フォーティネットの視点:AIの戦略的成功要因としてのサイバーセキュリティ
リスク管理対策を理解して実施することは、企業のサイバーレジリエンス以外にも好影響を与えます。AIの可能性を最大限に引き出す上で、サイバーセキュリティは戦略的成功要因となります。最初の段階からAIシステムにセキュリティを組み込むことで、リスクの減災を競争上の優位性に転換し、信頼性と倫理的コンプライアンスを確保できます。
このアプローチは、責任あるイノベーションの文化を醸成します。
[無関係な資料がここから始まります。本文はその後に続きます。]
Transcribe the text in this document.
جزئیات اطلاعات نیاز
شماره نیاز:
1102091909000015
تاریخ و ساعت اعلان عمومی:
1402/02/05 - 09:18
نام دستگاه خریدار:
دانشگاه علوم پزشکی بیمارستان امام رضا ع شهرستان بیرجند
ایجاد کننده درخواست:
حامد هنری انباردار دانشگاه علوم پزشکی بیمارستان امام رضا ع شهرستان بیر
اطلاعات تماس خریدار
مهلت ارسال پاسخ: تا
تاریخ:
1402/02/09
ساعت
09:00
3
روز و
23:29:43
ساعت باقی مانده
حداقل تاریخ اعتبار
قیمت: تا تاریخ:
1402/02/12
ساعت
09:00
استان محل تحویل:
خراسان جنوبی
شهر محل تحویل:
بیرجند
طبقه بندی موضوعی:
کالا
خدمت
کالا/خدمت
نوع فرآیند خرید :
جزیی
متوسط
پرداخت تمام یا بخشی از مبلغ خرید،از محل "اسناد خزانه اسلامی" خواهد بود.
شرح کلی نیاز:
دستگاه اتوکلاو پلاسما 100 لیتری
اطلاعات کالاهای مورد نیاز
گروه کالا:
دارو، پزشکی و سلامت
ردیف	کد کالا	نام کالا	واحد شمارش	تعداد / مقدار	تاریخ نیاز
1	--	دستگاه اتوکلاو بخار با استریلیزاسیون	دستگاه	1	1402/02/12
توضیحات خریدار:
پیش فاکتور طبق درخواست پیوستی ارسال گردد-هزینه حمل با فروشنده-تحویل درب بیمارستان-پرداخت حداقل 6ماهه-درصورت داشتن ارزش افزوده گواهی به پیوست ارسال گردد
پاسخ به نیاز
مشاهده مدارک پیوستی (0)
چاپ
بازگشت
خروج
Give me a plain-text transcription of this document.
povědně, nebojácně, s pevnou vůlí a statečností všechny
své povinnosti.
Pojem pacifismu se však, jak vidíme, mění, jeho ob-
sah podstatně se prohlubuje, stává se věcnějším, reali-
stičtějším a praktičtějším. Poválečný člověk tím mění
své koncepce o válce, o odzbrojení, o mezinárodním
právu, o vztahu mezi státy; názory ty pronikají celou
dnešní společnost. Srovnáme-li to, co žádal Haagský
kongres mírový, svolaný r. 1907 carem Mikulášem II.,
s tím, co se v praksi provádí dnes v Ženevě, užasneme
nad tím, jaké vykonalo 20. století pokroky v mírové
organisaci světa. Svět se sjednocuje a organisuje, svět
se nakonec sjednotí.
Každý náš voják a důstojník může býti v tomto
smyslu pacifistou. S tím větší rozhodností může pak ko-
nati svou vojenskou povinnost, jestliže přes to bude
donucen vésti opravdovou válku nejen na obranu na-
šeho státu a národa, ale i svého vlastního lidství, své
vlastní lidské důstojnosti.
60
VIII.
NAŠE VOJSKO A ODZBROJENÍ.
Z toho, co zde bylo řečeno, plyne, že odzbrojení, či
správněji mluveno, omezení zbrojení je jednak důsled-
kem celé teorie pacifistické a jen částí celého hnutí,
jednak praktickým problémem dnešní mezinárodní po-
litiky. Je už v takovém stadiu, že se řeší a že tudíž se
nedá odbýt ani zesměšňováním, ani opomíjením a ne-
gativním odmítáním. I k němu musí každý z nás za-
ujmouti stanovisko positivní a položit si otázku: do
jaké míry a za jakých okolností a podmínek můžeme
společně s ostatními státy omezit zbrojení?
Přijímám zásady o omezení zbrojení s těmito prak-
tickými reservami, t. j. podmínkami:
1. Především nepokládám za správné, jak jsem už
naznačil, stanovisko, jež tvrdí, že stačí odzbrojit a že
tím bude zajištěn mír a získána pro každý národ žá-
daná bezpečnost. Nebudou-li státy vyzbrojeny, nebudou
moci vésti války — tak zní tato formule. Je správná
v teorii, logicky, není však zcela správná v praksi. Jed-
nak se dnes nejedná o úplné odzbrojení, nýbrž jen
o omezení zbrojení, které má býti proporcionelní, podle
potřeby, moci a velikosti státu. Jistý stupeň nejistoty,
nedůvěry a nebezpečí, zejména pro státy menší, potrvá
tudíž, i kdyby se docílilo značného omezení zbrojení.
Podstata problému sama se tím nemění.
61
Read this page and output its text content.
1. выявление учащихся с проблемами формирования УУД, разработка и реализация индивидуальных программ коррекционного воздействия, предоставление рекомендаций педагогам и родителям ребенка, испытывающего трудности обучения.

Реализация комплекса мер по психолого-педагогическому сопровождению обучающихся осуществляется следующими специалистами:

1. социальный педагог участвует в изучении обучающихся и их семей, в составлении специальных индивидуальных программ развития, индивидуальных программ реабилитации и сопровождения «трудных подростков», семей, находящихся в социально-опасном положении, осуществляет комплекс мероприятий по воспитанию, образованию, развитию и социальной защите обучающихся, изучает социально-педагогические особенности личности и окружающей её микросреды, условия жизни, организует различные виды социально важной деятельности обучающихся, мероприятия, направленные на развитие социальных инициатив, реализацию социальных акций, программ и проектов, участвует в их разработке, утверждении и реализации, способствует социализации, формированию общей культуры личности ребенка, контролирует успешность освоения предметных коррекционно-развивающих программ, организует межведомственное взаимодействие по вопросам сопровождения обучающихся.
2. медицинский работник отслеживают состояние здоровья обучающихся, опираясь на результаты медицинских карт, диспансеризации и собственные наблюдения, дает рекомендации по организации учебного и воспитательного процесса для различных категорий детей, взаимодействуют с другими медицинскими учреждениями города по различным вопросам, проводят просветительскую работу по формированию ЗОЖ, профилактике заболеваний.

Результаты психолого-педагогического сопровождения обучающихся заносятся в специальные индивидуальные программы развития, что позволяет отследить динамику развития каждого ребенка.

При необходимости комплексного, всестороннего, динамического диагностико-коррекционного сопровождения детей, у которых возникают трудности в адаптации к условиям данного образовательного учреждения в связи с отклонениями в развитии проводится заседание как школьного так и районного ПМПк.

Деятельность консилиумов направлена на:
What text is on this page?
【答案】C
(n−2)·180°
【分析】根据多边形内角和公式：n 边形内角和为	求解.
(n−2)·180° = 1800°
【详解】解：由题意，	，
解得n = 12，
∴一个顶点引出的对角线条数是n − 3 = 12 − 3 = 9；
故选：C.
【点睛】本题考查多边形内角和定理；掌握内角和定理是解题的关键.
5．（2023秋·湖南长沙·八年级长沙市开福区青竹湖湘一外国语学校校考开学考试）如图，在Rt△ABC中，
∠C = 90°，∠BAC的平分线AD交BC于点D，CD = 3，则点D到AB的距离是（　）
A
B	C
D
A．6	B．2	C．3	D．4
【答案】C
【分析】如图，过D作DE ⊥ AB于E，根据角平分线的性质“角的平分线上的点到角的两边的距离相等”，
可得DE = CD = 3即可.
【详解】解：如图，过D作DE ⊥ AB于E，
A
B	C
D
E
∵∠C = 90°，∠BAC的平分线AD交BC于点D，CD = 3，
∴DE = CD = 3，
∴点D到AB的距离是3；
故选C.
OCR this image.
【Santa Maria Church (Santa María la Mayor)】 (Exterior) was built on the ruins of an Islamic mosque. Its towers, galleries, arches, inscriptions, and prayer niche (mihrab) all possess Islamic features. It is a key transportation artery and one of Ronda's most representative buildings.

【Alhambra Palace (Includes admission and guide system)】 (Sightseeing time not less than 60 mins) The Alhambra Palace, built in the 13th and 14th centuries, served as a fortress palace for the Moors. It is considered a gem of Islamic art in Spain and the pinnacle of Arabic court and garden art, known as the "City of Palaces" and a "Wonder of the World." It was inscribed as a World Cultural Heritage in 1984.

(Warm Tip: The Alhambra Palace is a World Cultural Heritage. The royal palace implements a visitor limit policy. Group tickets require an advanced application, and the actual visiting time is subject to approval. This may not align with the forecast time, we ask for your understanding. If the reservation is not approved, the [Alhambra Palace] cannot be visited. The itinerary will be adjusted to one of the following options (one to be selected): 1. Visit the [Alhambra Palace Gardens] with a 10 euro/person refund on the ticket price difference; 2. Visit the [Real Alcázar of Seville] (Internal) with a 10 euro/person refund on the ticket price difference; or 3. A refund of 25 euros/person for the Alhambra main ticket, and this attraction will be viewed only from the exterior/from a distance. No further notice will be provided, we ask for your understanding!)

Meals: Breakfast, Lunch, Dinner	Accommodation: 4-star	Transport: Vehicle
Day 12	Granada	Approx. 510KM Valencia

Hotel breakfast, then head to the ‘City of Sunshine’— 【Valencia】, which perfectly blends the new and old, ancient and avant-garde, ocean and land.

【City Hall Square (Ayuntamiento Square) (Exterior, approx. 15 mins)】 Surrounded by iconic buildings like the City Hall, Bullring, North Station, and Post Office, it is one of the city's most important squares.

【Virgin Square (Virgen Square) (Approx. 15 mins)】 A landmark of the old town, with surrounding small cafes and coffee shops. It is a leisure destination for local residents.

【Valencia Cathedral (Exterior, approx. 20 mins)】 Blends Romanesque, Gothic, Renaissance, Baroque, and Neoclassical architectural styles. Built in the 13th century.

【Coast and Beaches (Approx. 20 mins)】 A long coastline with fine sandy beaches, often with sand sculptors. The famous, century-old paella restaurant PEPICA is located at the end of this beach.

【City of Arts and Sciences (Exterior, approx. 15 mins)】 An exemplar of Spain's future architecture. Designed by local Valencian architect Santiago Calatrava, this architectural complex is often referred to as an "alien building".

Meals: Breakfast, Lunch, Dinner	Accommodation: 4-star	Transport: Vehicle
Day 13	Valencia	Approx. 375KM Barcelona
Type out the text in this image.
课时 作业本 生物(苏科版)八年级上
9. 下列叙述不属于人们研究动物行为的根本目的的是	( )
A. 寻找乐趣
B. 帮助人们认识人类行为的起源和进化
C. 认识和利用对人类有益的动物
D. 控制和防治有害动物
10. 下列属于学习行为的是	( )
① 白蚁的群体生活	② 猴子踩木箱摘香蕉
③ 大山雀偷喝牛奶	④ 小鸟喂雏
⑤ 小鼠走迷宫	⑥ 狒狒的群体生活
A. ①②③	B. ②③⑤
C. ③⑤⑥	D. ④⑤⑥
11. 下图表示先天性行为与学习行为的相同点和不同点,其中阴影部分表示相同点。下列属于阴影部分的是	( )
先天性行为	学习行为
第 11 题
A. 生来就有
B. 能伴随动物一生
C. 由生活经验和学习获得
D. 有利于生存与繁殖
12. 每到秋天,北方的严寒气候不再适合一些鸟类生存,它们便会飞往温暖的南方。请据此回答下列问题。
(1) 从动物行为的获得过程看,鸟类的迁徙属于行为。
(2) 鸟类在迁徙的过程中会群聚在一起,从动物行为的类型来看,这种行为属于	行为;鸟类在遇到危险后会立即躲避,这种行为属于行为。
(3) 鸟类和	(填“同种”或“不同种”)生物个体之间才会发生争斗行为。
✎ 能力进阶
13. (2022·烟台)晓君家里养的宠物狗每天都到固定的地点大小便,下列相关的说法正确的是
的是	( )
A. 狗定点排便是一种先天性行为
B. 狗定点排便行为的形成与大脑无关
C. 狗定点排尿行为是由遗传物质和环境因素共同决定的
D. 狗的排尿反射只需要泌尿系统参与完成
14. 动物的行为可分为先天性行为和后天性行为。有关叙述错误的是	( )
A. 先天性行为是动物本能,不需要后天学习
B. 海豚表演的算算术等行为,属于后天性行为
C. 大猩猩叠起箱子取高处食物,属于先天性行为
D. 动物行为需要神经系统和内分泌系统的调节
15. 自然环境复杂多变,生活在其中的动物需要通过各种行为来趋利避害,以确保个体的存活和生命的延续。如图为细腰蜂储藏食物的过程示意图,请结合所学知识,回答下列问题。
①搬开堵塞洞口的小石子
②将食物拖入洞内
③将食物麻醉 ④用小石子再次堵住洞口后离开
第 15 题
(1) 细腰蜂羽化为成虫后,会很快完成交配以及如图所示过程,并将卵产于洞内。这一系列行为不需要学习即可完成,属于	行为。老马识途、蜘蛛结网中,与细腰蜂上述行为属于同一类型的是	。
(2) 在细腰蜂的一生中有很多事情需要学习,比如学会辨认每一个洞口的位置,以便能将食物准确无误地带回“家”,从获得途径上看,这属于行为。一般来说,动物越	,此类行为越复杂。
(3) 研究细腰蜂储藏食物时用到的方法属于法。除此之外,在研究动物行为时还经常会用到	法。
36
そして、AIの安全な展開を重視することで利害関係者からの信頼を高め、AIの導入を促進し、長期にわたって価値創造を維持することができます。技術の進歩に伴って敵対的な脅威やデータの完全性への懸念が増大する中、サイバーセキュリティは、AIが普及し世界中の産業や個人に広く受け入れられるための基盤となっています。
フォーティネットは、10年以上にわたってAIへの投資を続け、当社のセキュリティオペレーションや製品開発にAI技術を応用しています。当社が取得および出願したAI関連の特許は500件を超えており、これは同等のセキュリティ企業が保有するAI関連の特許数の2倍以上に当たります。ここでは、お客様にとっての価値を高めるために、当社がどのようにAIを活用しているかをご紹介します。
・FortiGuard Labsチームは、AIを使って新たな脅威を予測して防止すると共に、入手した情報が正確かつ倫理的であり、安全に管理されていることを確認します。
・当社のセキュリティオペレーション製品ポートフォリオは、AIを活用してセキュリティイベントの管理を効率化および自動化する一方、データのプライバシーとセキュリティについては厳格な制御を維持します。
・フォーティネットゼロトラストアクセスソリューションは、組み込みのAIがユーザーの振る舞いを監視し分析することで、アクセスをきめ細かく制御すると共に、リスクレベルの変化にも適応できます。
・当社の生成AIアシスタントであるFortiAIは、多数のフォーティネット製品に統合されており、セキュリティチームの意思決定や脅威への迅速な対応、さらには複雑なタスクの完了時間短縮も支援します。
責任を持って安全にAIを導入するための基盤
AI技術が世界全体にさまざまな機会をもたらすことはすでに明白であり、AIの利用はあらゆる規模と業種の企業で一般化しつつあります。しかし、すべての新技術を導入する場合と同じく、組織はAIの影響に対処しなければならず、どの企業も長期的な利益を得るためにアプローチを調整する必要があります。
世界経済フォーラムが主導しているような協調的取り組みは、官民両部門から専門家の意見を集めて分析を行い、AI技術の幅広い利用を支援するソリューションを提供しており、真の継続的イノベーションの礎を築いています。